The center of excellence in the company’s global IT operations division comprises ML engineers and data scientists who handle data onboarding, pipelining, modeling, and building reusable frameworks. According to the team, service failure isn’t easily encapsulated by “service down.” Most systems fail in a series of steps of degradation and don’t just turn off like an outage. They started off returning, for example, HTTP 500 responses (from a server to customer to define failure) but soon realized that it was not always actually a service problem but sometimes a user problem.

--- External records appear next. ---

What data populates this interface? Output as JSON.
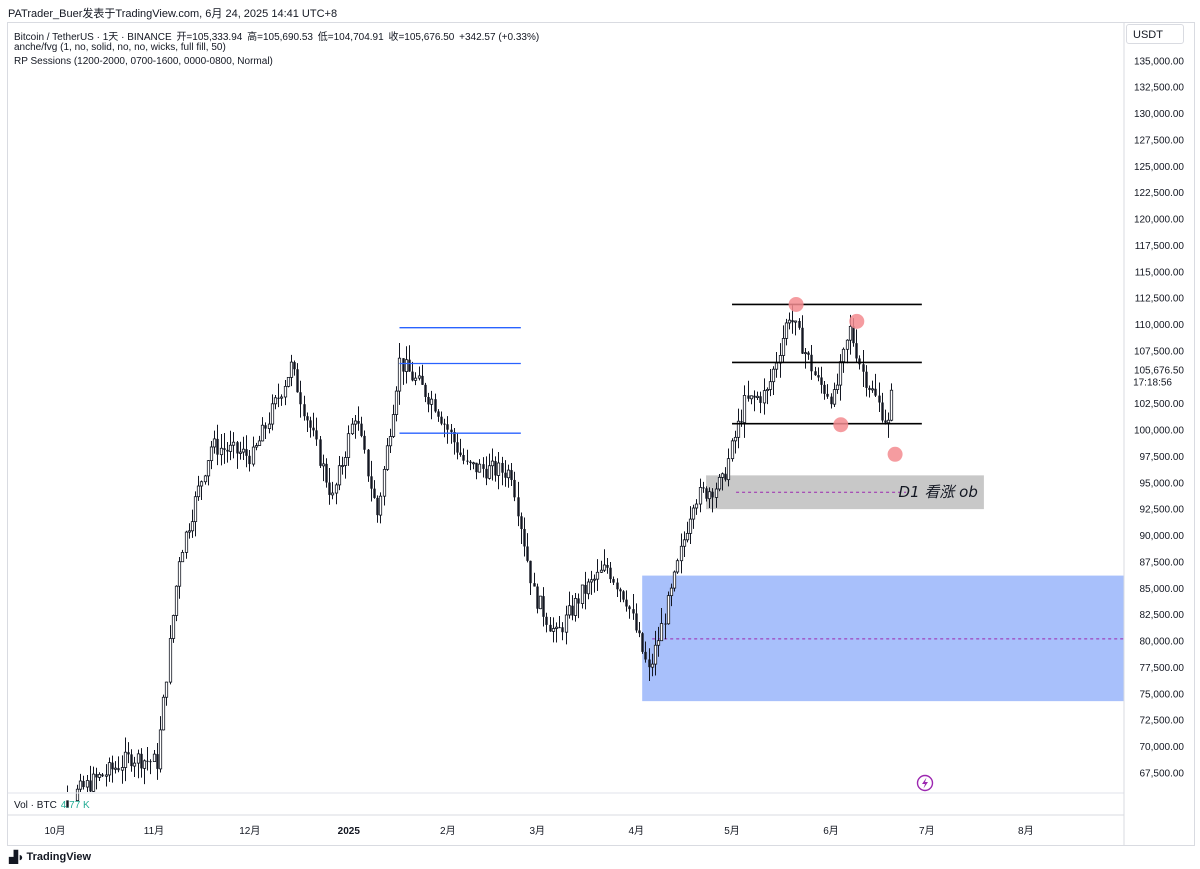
{
  "header": {
    "publisher": "PATrader_Buer发表于TradingView.com",
    "datetime": "6月 24, 2025 14:41 UTC+8"
  },
  "legend": {
    "symbol": "Bitcoin / TetherUS · 1天 · BINANCE",
    "open": "开=105,333.94",
    "high": "高=105,690.53",
    "low": "低=104,704.91",
    "close": "收=105,676.50",
    "change": "+342.57 (+0.33%)",
    "indicator1": "anche/fvg (1, no, solid, no, no, wicks, full fill, 50)",
    "indicator2": "RP Sessions (1200-2000, 0700-1600, 0000-0800, Normal)"
  },
  "currency": "USDT",
  "volume": {
    "label": "Vol · BTC",
    "value": "4.77 K"
  },
  "footer": {
    "logo_icon": "tradingview-logo-icon",
    "brand": "TradingView"
  },
  "annotations": {
    "ob_label": "D1 看涨 ob",
    "lightning_icon": "lightning-icon"
  },
  "colors": {
    "blue_zone": "#a8c0fb",
    "gray_zone": "#c8c8c8",
    "blue_levels": "#2962ff",
    "range_lines": "#000000",
    "marker": "#f38b8f",
    "midline": "#9c27b0"
  },
  "chart_data": {
    "type": "candlestick",
    "x_axis": {
      "ticks": [
        "10月",
        "11月",
        "12月",
        "2025",
        "2月",
        "3月",
        "4月",
        "5月",
        "6月",
        "7月",
        "8月"
      ]
    },
    "y_axis": {
      "ticks": [
        "135,000.00",
        "132,500.00",
        "130,000.00",
        "127,500.00",
        "125,000.00",
        "122,500.00",
        "120,000.00",
        "117,500.00",
        "115,000.00",
        "112,500.00",
        "110,000.00",
        "107,500.00",
        "102,500.00",
        "100,000.00",
        "97,500.00",
        "95,000.00",
        "92,500.00",
        "90,000.00",
        "87,500.00",
        "85,000.00",
        "82,500.00",
        "80,000.00",
        "77,500.00",
        "75,000.00",
        "72,500.00",
        "70,000.00",
        "67,500.00"
      ],
      "range": [
        65000,
        136500
      ]
    },
    "last_price": {
      "value": "105,676.50",
      "countdown": "17:18:56"
    },
    "path": [
      [
        "2024-10-01",
        63500
      ],
      [
        "2024-10-15",
        66500
      ],
      [
        "2024-10-28",
        69000
      ],
      [
        "2024-11-05",
        68500
      ],
      [
        "2024-11-12",
        88000
      ],
      [
        "2024-11-22",
        98500
      ],
      [
        "2024-12-05",
        97500
      ],
      [
        "2024-12-17",
        106000
      ],
      [
        "2024-12-30",
        93500
      ],
      [
        "2025-01-06",
        101500
      ],
      [
        "2025-01-13",
        92000
      ],
      [
        "2025-01-20",
        106500
      ],
      [
        "2025-01-31",
        102500
      ],
      [
        "2025-02-10",
        96500
      ],
      [
        "2025-02-24",
        96000
      ],
      [
        "2025-03-03",
        84500
      ],
      [
        "2025-03-10",
        80500
      ],
      [
        "2025-03-18",
        84500
      ],
      [
        "2025-03-26",
        87000
      ],
      [
        "2025-04-01",
        84000
      ],
      [
        "2025-04-08",
        77000
      ],
      [
        "2025-04-15",
        84500
      ],
      [
        "2025-04-22",
        93500
      ],
      [
        "2025-05-01",
        95000
      ],
      [
        "2025-05-08",
        102500
      ],
      [
        "2025-05-15",
        103500
      ],
      [
        "2025-05-22",
        111000
      ],
      [
        "2025-05-31",
        104500
      ],
      [
        "2025-06-05",
        103000
      ],
      [
        "2025-06-10",
        109500
      ],
      [
        "2025-06-14",
        105500
      ],
      [
        "2025-06-22",
        100500
      ],
      [
        "2025-06-24",
        105676
      ]
    ],
    "blue_levels": {
      "x_start": "2025-01-20",
      "x_end": "2025-02-27",
      "prices": [
        109700,
        106300,
        99700
      ]
    },
    "range_lines": {
      "x_start": "2025-05-01",
      "x_end": "2025-07-01",
      "prices": [
        111900,
        106400,
        100600
      ]
    },
    "markers": [
      {
        "date": "2025-05-22",
        "price": 111900
      },
      {
        "date": "2025-06-10",
        "price": 110300
      },
      {
        "date": "2025-06-05",
        "price": 100500
      },
      {
        "date": "2025-06-22",
        "price": 97700
      }
    ],
    "zones": [
      {
        "name": "gray-ob",
        "x_start": "2025-04-26",
        "x_end": "2025-07-22",
        "top": 95700,
        "bottom": 92500,
        "mid": 94100,
        "label": "D1 看涨 ob"
      },
      {
        "name": "blue-fvg",
        "x_start": "2025-04-06",
        "x_end": "2025-12-31",
        "top": 86200,
        "bottom": 74300,
        "mid": 80200
      }
    ]
  }
}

Alongside the technical challenge of training and deploying complex models, it is imperative to get the right collaboration from the operations subject matter experts (SMEs). In the service failure prediction use case, the SME defines the “failures” they want to predict, which is a challenging task as the failures differ from architecture to architecture and solution to solution.

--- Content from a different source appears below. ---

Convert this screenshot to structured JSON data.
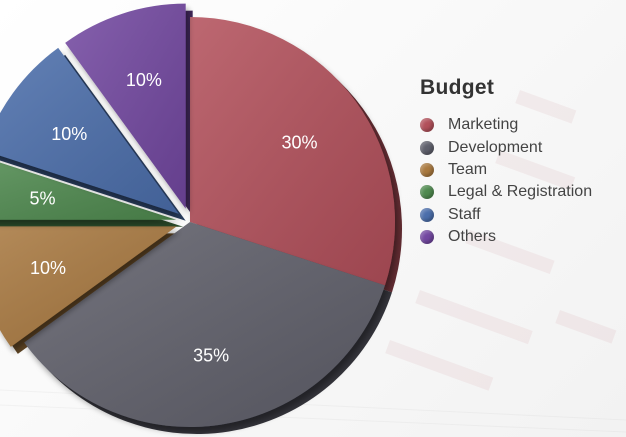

Using Dataiku, the data team was able to put potential failure characteristics into a catalog to increase the efficiency of the operations SMEs’ job of identifying and clarifying what “failure” or “degradation” means. Eventually, the team got the collaboration process efficient enough that SMEs could define 20 models in hours — all just to get the meaning of “failure,” which is what is getting predicted in the use case.
The team knew they wanted this to become a self-service initiative over time. To make that a reality, the IT operations managers and SMEs in the global IT division have access to the reusable frameworks from the central product team. Now, they can extract insights autonomously and collaborate with the technical experts to establish a scalable solution for defining (and predicting) a failure.